Media Links, Our Outreach Successes, And People Who Hate Us

By Hank Campbell — Apr 17, 2017
Your donations at work: Here are our media appearances, including some bizarre conspiracy tales about science.

1. The Medscape site run by WebMD asked for permission to repost our article 'Why This Scientist Won't Be Attending the 'Science March' from February and we said 'yes' because it is just as true now as ever. An alarming chunk of the public trusts science less and less because they believe it has been taken over by political activists. And the Science March is just such an event.

While lots of mainstream organizations have signed on, they are simply doing it for public relations. They know, just like we all know, that this march represents a political party protesting against a sitting president despite the fact his science and health picks have been quite good. We're too honest to rubber stamp something like this, especially when they declare, as they did a few days ago, that terrorists are just a marginalized community and science is responsible.

Hold your noses and attend if you must, science corporations, but don't pretend it is helping promote scientific thinking. It is instead simply politicization of science.

2. Our Medical Director Dr. Jamie Wells attended a Congressional Luncheon hosted by the Center for Excellence in Education (CEE), which supports science, technology, engineering and mathematics (STEM) education.

The event included the presentation of the Senator Joseph I. Lieberman award for Outstanding Achievement in Science by the Senator.

Attendees were bipartisan, including Senator Ted Cruz, who spoke of his passion for STEM issues, and how his mother calculated orbits for Sputnik after getting a degree in mathematics from Rice.

And his father was a chemical engineer and computer programmer. Activists will insist that if a politician is not in the same party as them, they must be against science. But that is the usual politicization of science, not reality.

3. In news of the weird. One of the pop-up tent sites created by the anti-science community (Organic Consumers Association alone props up over 300 of these, including US Right To Know, etc.), apparently called NewsTarget.com, goes on a weird rant defending the bogus Natural News site, Food Babe, etc. by noting that *gasp* like every other non-profit we will take a donation from a corporation if they send it.

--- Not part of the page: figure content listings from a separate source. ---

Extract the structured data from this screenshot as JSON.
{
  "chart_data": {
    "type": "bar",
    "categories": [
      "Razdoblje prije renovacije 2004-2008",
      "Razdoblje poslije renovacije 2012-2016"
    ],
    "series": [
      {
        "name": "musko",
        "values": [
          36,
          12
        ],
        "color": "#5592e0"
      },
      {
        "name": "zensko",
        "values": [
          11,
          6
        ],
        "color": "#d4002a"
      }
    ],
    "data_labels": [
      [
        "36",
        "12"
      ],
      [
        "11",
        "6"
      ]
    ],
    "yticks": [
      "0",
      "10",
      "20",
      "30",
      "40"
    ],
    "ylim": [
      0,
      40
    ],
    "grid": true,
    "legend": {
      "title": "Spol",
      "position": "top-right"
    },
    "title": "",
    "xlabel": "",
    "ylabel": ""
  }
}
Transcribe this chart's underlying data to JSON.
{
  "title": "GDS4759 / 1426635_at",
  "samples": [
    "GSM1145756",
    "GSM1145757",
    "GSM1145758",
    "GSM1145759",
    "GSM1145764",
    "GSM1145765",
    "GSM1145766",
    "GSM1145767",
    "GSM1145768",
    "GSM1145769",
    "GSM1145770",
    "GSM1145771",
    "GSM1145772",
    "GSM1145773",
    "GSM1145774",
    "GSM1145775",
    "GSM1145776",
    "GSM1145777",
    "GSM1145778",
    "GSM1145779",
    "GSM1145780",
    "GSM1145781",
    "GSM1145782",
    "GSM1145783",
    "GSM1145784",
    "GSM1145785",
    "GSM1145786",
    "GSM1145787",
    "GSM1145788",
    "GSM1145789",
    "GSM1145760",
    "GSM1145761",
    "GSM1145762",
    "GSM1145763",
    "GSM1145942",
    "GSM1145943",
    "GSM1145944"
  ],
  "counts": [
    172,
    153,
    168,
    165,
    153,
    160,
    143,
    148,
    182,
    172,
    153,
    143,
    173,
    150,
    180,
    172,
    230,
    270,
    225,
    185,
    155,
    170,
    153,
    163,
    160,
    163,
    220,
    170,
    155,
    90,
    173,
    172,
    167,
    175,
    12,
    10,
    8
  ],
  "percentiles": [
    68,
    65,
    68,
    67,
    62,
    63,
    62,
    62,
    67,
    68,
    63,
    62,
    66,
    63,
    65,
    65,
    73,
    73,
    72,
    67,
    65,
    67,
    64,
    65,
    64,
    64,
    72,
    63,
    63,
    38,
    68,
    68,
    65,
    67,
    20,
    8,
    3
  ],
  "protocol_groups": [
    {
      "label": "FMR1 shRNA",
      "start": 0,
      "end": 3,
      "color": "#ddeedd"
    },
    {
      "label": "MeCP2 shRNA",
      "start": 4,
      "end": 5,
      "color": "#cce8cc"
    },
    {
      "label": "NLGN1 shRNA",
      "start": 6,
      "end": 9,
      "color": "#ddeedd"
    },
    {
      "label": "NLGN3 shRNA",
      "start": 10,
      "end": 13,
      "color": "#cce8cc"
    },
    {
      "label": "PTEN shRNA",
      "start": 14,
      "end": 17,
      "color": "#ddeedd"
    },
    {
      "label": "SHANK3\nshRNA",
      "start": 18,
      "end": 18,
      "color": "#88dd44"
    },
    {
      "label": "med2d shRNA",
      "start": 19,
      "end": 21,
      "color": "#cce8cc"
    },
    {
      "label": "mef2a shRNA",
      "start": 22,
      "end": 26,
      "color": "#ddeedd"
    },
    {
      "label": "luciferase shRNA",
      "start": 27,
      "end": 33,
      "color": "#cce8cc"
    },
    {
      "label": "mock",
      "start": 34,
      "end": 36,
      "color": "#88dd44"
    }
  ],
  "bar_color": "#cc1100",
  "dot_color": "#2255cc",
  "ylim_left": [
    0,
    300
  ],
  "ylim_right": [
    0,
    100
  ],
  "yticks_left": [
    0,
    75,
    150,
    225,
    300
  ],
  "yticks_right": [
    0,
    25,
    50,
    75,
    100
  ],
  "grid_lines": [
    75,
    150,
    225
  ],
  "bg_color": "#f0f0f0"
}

In conspiracy fantasy camp, this means you must be bought off (except the sites propped up by corporations that donate to Sourcewatch, Mother Jones, US Right To Know, etc.). They use the fact that a person named Skepchick - who they apparently also hate - didn't like our Science Media Credibility Chart that got worldwide attention, and that therefore the pro-science community is turning on each other like wounded jackals.

Who hasn't always said that the pro-science side lacks the echo chamber and conspiracy aspects of the various anti- groups? That's actually proof there is no conspiracy run by corporations. Right? If you agree, don't click the link above, your IQ will probably drop.

4. In USA Today, ACSH Fellow Dr. Alex Berezow and I wrote about the challenges Dr. Scott Gottlieb will face at FDA, and why he is an excellent choice to meet those challenges. 

5. Fox 5's Ernie Anastos had Dr. David Samadi and Dr. Jamie Wells answer your medical related questions in his new "Doctors on Call" segment.

 

Other links:

Cape Gazette, linking to our work debunking miracle diets, in this case the vegetarian kind. Eat a special diet if you must, but do it because you like it, not because you want to engage in virtue signaling about how much more ethical or knowledgeable you are.

Bustle: How the opioid crisis is crippling millennials. 

National Pain Report: How would opioid prescription guidelines read if patients wrote them? 

Global News: Woman dies after taking turmeric IV to treat eczema. What happened? Unqualified charlatans called naturopaths, that's what happened.